The narrator of “The Shared Patio” is oblivious to any sense of measured reaction when her neighbor appears to fall into unconsciousness, opting instead to stare entranced into the eyes of a photographed whale on the side of the fridge in his apartment.
The “coach” of “Swim Team” recounts the nonsensical dry swimming lessons she gave to local octogenarians, yet beneath the absurd there is all the fragility and yearning that is found in any human connection. That same fragility and yearning swims in circles under the slowly expanding awkwardness of the fictitious sister who never shows up for dates with the narrator of “The Sister,” until finally the idea of the sister is relegated by an MDMA-infused encounter with the brother, an encounter draped in all the gritty chalky hazy blur that goes along with fuzzy unplanned sexuality under the influence.

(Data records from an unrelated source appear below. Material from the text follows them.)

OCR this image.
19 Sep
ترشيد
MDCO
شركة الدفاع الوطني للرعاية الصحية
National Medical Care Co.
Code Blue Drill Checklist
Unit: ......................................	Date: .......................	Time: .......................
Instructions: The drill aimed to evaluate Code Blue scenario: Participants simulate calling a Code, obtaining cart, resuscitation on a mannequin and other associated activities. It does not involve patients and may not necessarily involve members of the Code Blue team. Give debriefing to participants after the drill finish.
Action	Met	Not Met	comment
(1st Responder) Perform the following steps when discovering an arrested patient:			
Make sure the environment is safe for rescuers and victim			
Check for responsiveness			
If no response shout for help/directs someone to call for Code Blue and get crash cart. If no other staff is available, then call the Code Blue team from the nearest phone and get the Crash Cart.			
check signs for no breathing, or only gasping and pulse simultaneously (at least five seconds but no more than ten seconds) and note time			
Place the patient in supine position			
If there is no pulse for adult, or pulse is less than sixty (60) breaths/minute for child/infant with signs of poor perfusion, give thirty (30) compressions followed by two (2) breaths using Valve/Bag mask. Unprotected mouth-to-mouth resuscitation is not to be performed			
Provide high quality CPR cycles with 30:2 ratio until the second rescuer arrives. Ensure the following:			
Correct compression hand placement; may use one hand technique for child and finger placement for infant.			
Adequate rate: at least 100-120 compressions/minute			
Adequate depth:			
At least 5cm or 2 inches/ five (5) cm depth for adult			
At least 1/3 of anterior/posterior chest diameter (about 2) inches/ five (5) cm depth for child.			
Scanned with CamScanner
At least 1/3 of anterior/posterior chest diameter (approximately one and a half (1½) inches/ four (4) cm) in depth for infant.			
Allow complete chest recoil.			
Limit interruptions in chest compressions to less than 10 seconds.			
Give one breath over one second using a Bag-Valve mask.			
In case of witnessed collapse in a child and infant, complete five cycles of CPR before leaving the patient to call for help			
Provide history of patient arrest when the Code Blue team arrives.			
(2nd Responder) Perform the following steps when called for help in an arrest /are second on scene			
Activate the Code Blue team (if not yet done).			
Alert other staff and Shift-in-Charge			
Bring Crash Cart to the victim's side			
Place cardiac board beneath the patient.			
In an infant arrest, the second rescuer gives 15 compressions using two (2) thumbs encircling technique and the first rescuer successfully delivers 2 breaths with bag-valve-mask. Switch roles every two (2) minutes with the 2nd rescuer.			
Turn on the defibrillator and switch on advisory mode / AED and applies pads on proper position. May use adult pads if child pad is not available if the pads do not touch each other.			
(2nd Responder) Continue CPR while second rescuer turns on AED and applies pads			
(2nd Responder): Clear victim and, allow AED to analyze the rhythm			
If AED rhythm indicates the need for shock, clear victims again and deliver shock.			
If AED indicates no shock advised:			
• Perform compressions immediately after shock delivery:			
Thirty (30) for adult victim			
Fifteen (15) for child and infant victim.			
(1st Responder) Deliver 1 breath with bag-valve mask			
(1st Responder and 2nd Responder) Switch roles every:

The relationships enter the territory of the outright inappropriate in “The Boy from Lam Kien” and “Making Love in 2003,” yet the narrators display no cognizance of what might normally be construed as a generally accepted set of moral codes. Their worlds are illuminated and foggy, crisp in the telling yet mind-aching in their difficulty to grasp, and within those worlds these narrators are comfortable in their own confident certainty about how the world works, what they are entitled to, and what is right and wrong. That alienness belies the shared understanding of a common system of ethics which underpins the delicate illusion of a functioning society of individuals operating under mutually agreed principles. There’s no agreement at work here, this collection seems to say, just the barest chance that two or more humans will ever connect in anything more substantial and significant or meaningful than two hands brushing accidentally against each other in a subway car.
And yet, if those eyes can meet your eyes in forgiveness and remembrance, perhaps, like Lyon’s eyes in “How to tell stories to children,” they will be “sparkling with the old love, the greatest love of my lifetime.” And maybe, like Lyon’s eyes, having seen through all the dysfunction and hurt, the betrayal and lies, those eyes will be “triumphant.”